Ajoutons à cela quelque chose que notre professeur et ami León Rozitchner (né il y a un siècle, comme nous le rappelons également sur ce site) signale depuis des décennies : la Terreur qui, installée dans les années 1970, n’a jamais disparu. Il y a quarante ans, nous avons retrouvé la démocratie, certes, mais une démocratie terrorisée, comme pour dire qu’elle ne s’est jamais complètement remise d’un « traumatisme » qui revient sans cesse de la chose réprimée, paralysant la société.
Au milieu de cette tragédie sociale, économique, politique, culturelle et autre, nous ne pouvons pas nous permettre de confondre nos priorités.
Pour ne citer qu’un exemple - qui est loin d’être le seul : mettre autant d’énergie dans les affaires internes d’un parti qui est, lui aussi, en franc déclin revient à essayer de jouer une nouvelle partie de canasta [1] dans la salle à manger du Titanic. Nous avons devant nous une tâche immensément plus grande, celle de ramener la Liberté avec ce que nous avions l’habitude d’appeler ses mots frères, à une époque de dégradation abjecte de la langue, y compris, bien sûr, de nos langues politiques. La génération d’une nouvelle loi pour notre polis - comme l’auraient dit ces anciens Athéniens qui ont inventé cet étrange concept mixte de demos-kratos, c’est-à-dire le pouvoir du peuple - commencera par le contraire de l’affirmation de l’existant, par le contraire de la pensée « positive ».)]

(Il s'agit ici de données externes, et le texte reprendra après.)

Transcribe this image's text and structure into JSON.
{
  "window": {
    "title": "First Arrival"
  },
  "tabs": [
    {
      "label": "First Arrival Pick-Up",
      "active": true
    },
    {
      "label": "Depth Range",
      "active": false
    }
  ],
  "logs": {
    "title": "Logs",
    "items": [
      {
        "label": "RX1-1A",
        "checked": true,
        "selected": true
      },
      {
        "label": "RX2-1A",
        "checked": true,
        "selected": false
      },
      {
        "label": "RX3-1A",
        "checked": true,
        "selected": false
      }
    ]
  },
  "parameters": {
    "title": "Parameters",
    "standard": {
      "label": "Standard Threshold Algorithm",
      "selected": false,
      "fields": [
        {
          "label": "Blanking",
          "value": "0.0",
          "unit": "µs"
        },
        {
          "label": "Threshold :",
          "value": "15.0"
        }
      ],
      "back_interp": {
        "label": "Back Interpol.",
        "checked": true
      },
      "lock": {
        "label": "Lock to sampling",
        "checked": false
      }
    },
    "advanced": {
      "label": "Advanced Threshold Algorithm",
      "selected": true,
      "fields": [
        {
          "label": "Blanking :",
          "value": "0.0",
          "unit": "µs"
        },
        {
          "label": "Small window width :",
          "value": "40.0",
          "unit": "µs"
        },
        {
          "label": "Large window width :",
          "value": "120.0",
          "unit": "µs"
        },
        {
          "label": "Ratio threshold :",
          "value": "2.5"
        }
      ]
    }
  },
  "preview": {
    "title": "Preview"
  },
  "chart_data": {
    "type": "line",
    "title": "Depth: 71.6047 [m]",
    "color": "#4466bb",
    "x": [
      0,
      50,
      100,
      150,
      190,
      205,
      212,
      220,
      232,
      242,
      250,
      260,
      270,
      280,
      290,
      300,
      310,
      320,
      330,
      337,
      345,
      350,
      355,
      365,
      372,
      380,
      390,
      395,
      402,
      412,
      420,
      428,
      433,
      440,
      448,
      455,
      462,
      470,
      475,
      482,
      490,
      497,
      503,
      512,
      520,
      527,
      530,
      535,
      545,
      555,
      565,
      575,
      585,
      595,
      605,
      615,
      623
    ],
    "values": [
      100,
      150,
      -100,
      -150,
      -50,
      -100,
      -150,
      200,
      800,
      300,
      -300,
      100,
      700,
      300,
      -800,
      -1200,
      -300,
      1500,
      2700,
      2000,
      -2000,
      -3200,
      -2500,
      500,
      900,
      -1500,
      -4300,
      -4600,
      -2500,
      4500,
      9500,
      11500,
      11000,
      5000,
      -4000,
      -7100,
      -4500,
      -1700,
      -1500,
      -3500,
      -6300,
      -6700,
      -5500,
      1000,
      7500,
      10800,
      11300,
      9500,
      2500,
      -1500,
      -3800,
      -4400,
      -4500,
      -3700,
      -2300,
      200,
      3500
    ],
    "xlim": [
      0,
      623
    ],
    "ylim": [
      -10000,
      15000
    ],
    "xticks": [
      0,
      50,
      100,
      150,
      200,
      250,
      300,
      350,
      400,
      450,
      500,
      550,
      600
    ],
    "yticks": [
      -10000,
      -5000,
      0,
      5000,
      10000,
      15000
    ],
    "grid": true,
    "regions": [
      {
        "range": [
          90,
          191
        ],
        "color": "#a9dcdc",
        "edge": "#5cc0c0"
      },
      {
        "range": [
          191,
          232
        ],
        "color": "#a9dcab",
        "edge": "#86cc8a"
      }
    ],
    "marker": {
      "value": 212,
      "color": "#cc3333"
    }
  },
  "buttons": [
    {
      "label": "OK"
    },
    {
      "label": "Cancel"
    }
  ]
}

Nous avons en effet trop de positivités qui nous écrasent : celle des puissances économiques et financières, celle des cliques politiques qui les représentent directement ou sont trop lâches pour les affronter, celle des médias et des réseaux (a)sociaux, et ainsi de suite, sans oublier la Terreur et l’état de semi-folie auquel nous faisions allusion tout à l’heure. À cet écrasement du positif ne peut s’opposer que ce que l’on appelait jadis la dialectique critique, qui suppose une négativité matérielle fusionnant la pensée et l’action. Heureusement, cela commence à se faire. Mais il faut faire très attention au risque que les différents mouvements se développent dans un parallélisme qui pourrait les conduire à s’épuiser. La convergence et l’articulation de leurs diversités sont essentielles si nous voulons donner naissance à une nouvelle légalité et à une autre légitimité.
Notes
[1] La Canasta est un jeu de cartes d’origine uruguayenne qui s’est popularisé à une vitesse surprenante sur tout le continent américain. Il s’agit de jeter les cartes que l’on a en main, de les étaler sur la table pour former des combinaisons de sept cartes, la « Canasta », et d’atteindre le minimum de 5 000 points requis pour remporter la partie avant ses adversaires, en plusieurs parties partielles.